NNPC advocated that more emphasis be placed on transparent and efficient administration, creating lower overhead cost for petroleum companies; as well as clear delineation of functions among the entities including the enactment of transition provisions for effective management of assets. It requested that the NPC be mandated to publish a detailed annual report on all petroleum revenue payments (including include all royalties, rentals, fees, Petroleum Profit tax, corporate income tax, other taxes, bonuses, profit oil/gas shares from each of the licenses, leases and contracts) made to government.
Noting the need for institutional linkages with government decisions related to renewable resources, power generation, climate change policies and other policies affecting the petroleum industry through the roles of the Minister and the proposed NPRC, the NNPC called for better definition and even more distinguishing of the roles of the Ministers of Environment; and Petroleum.
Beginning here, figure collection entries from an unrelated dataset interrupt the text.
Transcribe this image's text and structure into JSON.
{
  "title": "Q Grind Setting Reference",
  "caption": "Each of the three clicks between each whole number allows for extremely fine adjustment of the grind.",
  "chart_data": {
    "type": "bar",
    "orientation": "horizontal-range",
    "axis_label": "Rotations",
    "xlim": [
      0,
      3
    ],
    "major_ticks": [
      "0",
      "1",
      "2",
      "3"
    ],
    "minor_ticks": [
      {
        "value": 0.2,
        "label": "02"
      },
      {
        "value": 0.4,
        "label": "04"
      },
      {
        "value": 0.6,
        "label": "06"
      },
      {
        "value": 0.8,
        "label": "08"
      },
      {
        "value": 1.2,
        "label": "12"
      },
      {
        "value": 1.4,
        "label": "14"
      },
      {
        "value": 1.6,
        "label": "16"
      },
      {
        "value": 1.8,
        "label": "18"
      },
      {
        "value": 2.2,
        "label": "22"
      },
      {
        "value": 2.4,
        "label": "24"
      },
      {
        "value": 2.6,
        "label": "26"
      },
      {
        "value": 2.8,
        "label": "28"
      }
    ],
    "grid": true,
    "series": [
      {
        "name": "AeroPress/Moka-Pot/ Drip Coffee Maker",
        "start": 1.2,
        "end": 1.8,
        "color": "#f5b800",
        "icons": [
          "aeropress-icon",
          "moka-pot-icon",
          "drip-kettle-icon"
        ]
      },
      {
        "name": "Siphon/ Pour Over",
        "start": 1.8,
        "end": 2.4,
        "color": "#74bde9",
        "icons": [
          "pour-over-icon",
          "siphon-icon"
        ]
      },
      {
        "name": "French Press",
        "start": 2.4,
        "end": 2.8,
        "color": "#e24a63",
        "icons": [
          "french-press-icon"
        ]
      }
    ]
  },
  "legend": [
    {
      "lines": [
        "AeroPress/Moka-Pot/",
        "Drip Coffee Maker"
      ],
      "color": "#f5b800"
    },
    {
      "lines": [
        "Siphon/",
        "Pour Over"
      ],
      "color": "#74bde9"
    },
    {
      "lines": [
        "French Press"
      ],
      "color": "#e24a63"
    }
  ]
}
The NNPC highlighted the importance of increased institutional attention to natural gas development and distribution. It also called for clarity in Joint Ventures and Production sharing contracts (PSC), and PSC ownership of assets including the handling and sale and disposal of available production. Dr Maikanti Baru also expressed deep concern that investments diagrams currently suffer setbacks and huge financial losses due to the delay in passage of the PIGB.
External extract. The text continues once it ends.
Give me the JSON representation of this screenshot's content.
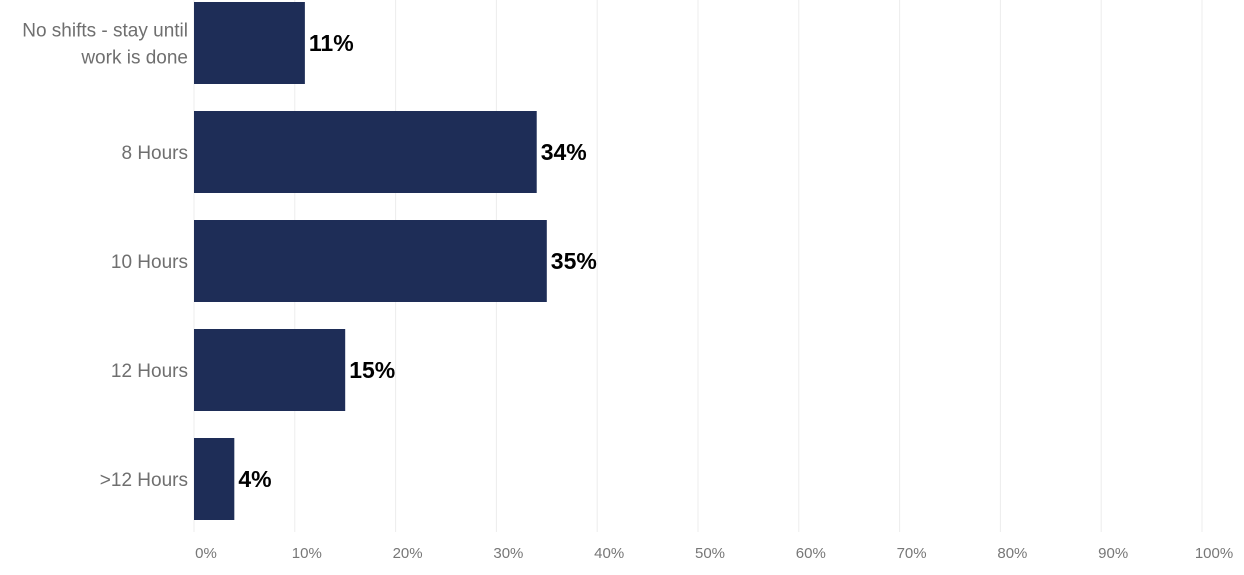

The Petroleum and Natural Gas Senior Staff Association of Nigeria (PENGASSAN) reiterated that its position on the petroleum sector reforms remains the same whether the PIB is a single document as was the case in the 2009 and 2012 PIBs or broken into parts as is currently done. In line with global best practice, the Minister and the Ministry of Petroleum should be concerned with broad policy framework and not with the day-to- day running of the industry while the regulator is allowed to carry out its regulatory functions with little or no interference. On this score, PENGASSAN draws enviable parallels from the powers of other Ministers vis-a- vis the Nigeria Communications Commission (NCC) and Nigerian Electricity Regulatory Commission.(NERC).
PENGASSAN also argues that ignoring the concerns of the Nigerian workers will be counterproductive, if not catastrophic. Provisions should be included to ensure that ALL companies and organisations operating in the Nigerian oil and gas industry comply with all international labour conventions; the collective agreements with the labour unions and the extant labour laws as a minimum in all their dealings with the Nigerian workers and their representatives.
Dr. Obong Victor Attah of the Pan Niger Delta Forum (PNDF) suggested that the term, ‘host communities’ is derogatory and should be replaced with ‘oil producing communities’. He disclosed that 4 out of 5 oil fields recently discovered in Lagos state are owned by the states whereas oil-producing states in the Niger Delta region do not enjoy this same advantage. He requested that the PIGB should include a provision allowing this benefit for all the oil producing communities, and as is being done in the extractive industry.